Ma ciò è falso: infatti la punizione, sebbene implichi la ragione di male, tuttavia non implica quella di peccato.
Dal fatto quindi che un'azione è cattiva non segue che abbia ragione di peccato.
Come sopra abbiamo dimostrato [ q. 19, a. 4 ], la bontà dell'atto umano dipende principalmente dalla legge eterna: di conseguenza la sua malizia consiste nell'essere discorde da tale legge.
Ma ciò costituisce la ragione di peccato: infatti S. Agostino [ Contra Faustum 22,27 ] scrive che « il peccato è una parola, un'opera o un desiderio contro la legge eterna ».

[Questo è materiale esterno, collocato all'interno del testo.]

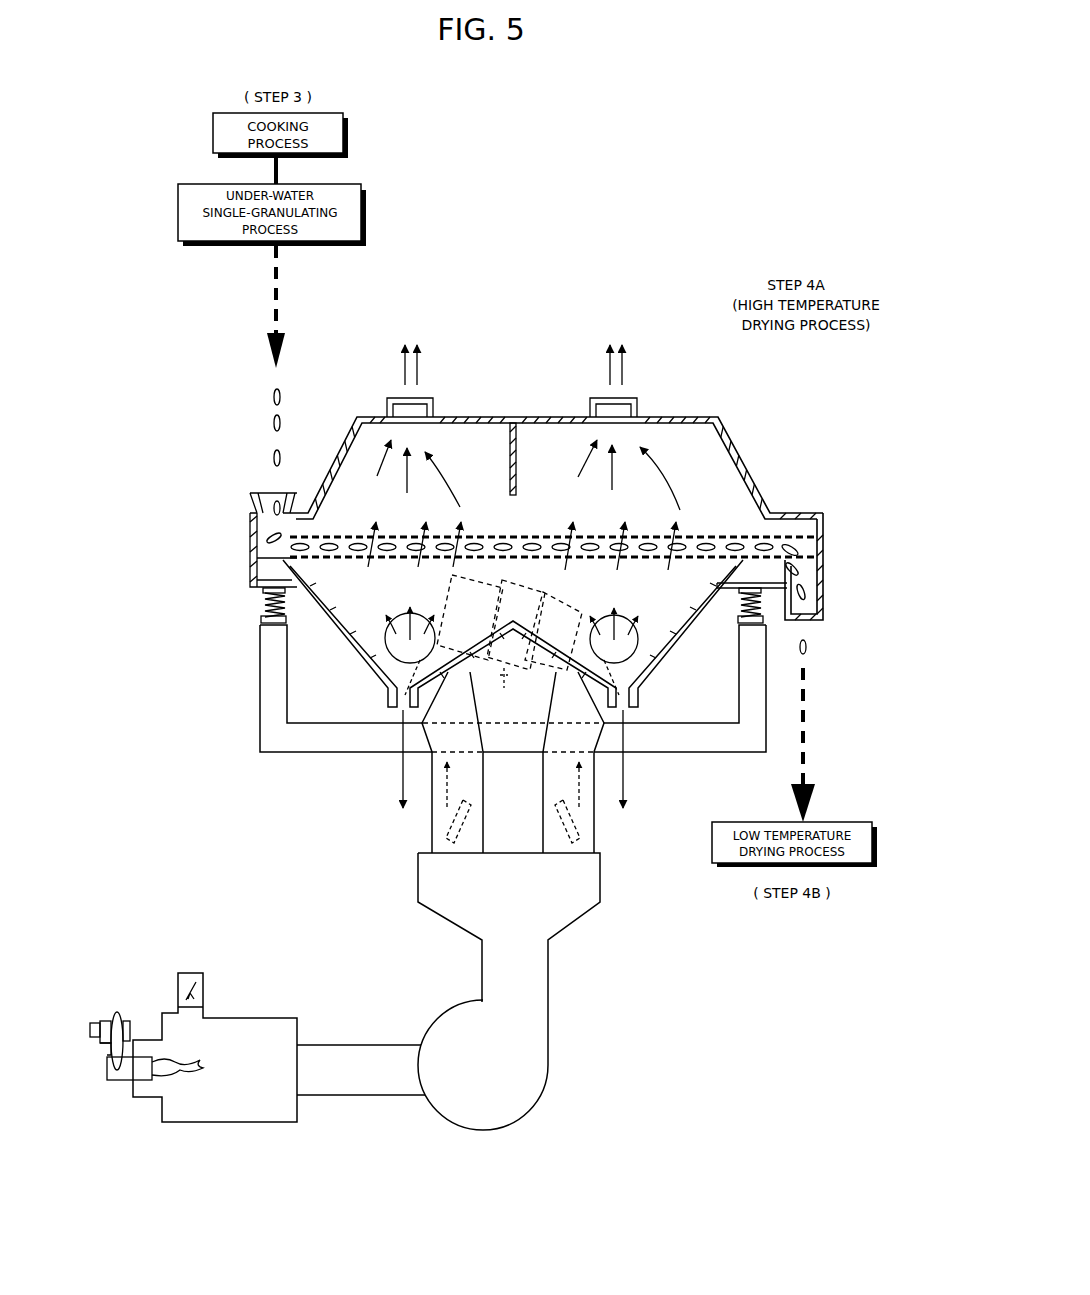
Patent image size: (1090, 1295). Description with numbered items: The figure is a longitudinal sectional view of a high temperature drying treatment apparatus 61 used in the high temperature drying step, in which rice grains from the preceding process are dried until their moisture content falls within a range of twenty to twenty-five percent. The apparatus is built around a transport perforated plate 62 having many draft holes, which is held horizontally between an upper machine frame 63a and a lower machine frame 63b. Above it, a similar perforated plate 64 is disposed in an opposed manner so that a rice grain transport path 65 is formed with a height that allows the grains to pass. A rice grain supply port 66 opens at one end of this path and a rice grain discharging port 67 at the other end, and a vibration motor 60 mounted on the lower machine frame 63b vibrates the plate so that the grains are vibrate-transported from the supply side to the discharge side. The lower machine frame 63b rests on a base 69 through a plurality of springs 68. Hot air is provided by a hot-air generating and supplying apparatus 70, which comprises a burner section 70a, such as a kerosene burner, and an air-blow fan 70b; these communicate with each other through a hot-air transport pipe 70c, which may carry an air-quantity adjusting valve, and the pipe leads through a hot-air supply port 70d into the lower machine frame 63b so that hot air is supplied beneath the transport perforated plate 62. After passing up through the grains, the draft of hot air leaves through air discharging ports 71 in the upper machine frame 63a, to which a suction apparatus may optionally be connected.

The vibration motor 60 is at (508, 580).
The high temperature drying treatment apparatus 61 is at (714, 244).
The transport perforated plate 62 is at (322, 572).
The upper machine frame 63a is at (357, 425).
The lower machine frame 63b is at (320, 603).
The perforated plate 64 is at (327, 530).
The rice grain transport path 65 is at (520, 543).
The rice grain supply port 66 is at (262, 492).
The rice grain discharging port 67 is at (826, 600).
The springs 68 is at (265, 597).
The base 69 is at (718, 746).
The hot-air generating and supplying apparatus 70 is at (325, 900).
The burner section 70a is at (243, 1027).
The air-blow fan 70b is at (525, 1110).
The hot-air transport pipe 70c is at (434, 832).
The hot-air supply port 70d is at (398, 645).
The air discharging ports 71 is at (431, 400).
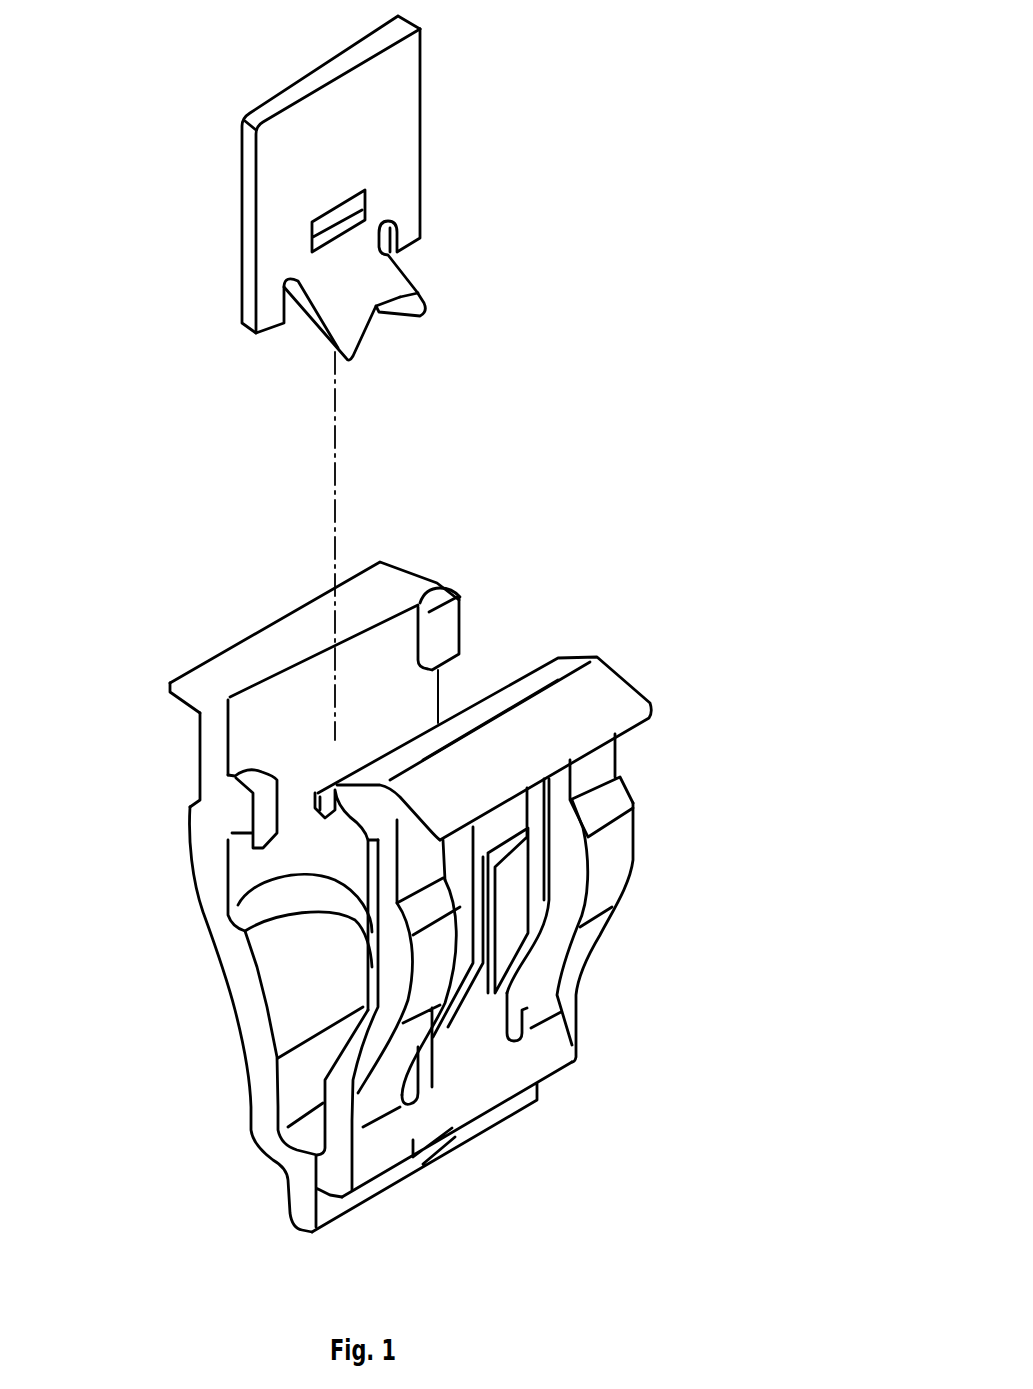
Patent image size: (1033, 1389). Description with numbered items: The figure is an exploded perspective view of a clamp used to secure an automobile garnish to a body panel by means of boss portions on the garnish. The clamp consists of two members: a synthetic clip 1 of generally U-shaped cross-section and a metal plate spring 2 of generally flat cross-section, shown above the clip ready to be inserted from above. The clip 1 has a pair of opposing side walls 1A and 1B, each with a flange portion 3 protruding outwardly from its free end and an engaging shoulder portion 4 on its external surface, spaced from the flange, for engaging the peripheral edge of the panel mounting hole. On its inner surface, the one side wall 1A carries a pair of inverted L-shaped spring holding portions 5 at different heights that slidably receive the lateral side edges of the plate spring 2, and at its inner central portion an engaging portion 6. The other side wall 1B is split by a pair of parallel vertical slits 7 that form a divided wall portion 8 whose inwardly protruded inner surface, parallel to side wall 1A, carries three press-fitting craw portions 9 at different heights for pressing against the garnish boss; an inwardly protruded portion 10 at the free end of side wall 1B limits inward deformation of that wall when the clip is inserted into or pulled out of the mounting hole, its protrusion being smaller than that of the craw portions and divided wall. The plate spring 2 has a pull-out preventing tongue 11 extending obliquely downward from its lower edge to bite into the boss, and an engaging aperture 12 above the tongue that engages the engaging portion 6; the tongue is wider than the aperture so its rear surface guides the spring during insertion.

The clip 1 is at (709, 722).
The one side wall 1A is at (250, 1121).
The other side wall 1B is at (557, 993).
The plate spring 2 is at (397, 378).
The flange portion 3 is at (288, 627).
The engaging shoulder portion 4 is at (192, 807).
The spring holding portion 5 is at (268, 774).
The engaging portion 6 is at (318, 807).
The vertical slit 7 is at (517, 1013).
The divided wall portion 8 is at (317, 870).
The press-fitting craw portion 9 is at (418, 910).
The inwardly protruded portion 10 is at (488, 703).
The pull-out preventing tongue 11 is at (417, 288).
The engaging aperture 12 is at (350, 213).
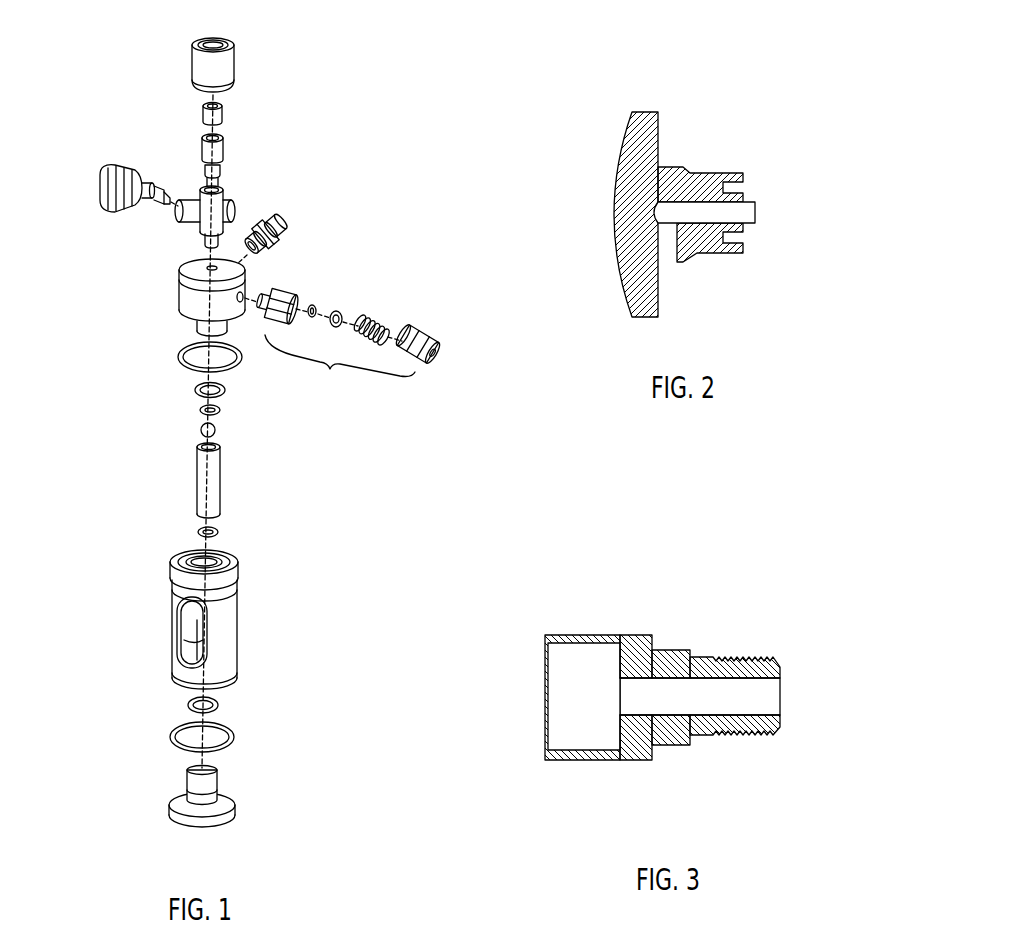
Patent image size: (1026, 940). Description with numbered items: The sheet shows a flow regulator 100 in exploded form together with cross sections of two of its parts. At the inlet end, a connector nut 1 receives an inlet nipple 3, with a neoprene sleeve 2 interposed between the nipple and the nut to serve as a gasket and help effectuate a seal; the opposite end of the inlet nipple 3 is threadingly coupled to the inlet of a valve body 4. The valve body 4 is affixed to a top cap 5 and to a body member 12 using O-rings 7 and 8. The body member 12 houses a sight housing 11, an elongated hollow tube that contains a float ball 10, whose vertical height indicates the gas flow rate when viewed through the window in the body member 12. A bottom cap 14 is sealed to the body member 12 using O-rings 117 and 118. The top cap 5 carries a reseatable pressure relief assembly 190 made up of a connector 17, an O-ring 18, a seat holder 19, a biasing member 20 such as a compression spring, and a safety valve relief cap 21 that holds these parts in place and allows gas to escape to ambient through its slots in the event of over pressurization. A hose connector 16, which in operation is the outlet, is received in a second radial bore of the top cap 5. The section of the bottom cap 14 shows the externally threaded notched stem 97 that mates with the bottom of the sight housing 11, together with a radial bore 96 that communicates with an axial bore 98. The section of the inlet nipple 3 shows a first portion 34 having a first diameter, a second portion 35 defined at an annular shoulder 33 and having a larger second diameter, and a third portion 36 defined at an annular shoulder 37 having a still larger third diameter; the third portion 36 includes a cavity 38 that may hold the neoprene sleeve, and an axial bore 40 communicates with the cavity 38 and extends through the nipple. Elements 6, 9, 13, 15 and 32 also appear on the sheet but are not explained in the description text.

Quindi l'atto umano, per il fatto che è cattivo, implica la nozione di peccato.
Il male ha un'estensione maggiore del peccato, come il bene è più esteso della rettitudine.
Infatti qualsiasi privazione di bene, in qualunque campo, costituisce un male; invece il peccato consiste propriamente in un atto compiuto per un fine, senza il debito ordine rispetto a quel fine.
Ora, l'ordine dovuto in rapporto a un fine viene misurato da una certa regola: regola che negli agenti naturali è la virtù stessa della natura, che inclina verso quel fine.
Perciò quando l'atto procede dalla virtù o facoltà naturale secondo la naturale inclinazione verso il fine, allora viene a esserci la rettitudine nell'atto: poiché rimanendo a uguale distanza dagli estremi, conserva il rapporto esatto di un principio attivo al suo fine.
Quando invece un atto si scosta da tale rettitudine, allora si determina il carattere di peccato.
Ma nelle azioni che vengono compiute dalla volontà la regola prossima è la ragione umana, mentre la regola suprema è la legge eterna.
Perciò quando l'atto umano tende verso il fine secondo l'ordine della ragione e della legge eterna, allora l'azione è retta; quando invece si scosta da questa rettitudine o direzione, allora si ha il peccato
Ora è evidente, da quanto abbiamo detto [ q. 19, aa. 3,4 ], che ogni atto volontario è cattivo perché si allontana dall'ordine della ragione e della legge eterna; e ogni atto buono concorda con la ragione e con la legge eterna.
Per cui si conclude che le azioni umane, per il fatto che sono buone o cattive, implicano la nozione di rettitudine o di peccato.
1. I mostri sono detti peccati perché prodotti da un peccato insito nell'atto della natura.
2. Il fine è di due tipi: ultimo e prossimo.
Ora, nel peccato di ordine naturale, o fisico, l'atto può fallire il fine ultimo, che consiste nella perfezione del generato, ma non può fallire ogni fine prossimo: infatti la natura opera dando sempre forma a qualcosa.
E così nel peccato di ordine volontario c'è sempre un difetto rispetto al fine ultimo inteso, poiché nessun atto volontario cattivo è ordinabile alla beatitudine, che è l'ultimo fine, sebbene non venga meno rispetto al fine prossimo che la volontà intende e consegue.
Poiché dunque l'intenzione stessa di questo fine è rapportata al fine ultimo, anche in questa intenzione del fine si può trovare il carattere di rettitudine o di peccato.
3. Ogni cosa è ordinata al fine mediante il proprio atto.
Quindi la ragione di peccato, consistente in una deviazione dall'ordine verso il fine, interessa propriamente l'atto.
La punizione invece, come si è detto nella Prima Parte [ q. 48, a. 5, ad 4; a. 6, ad 3 ], ha di mira la persona del peccatore.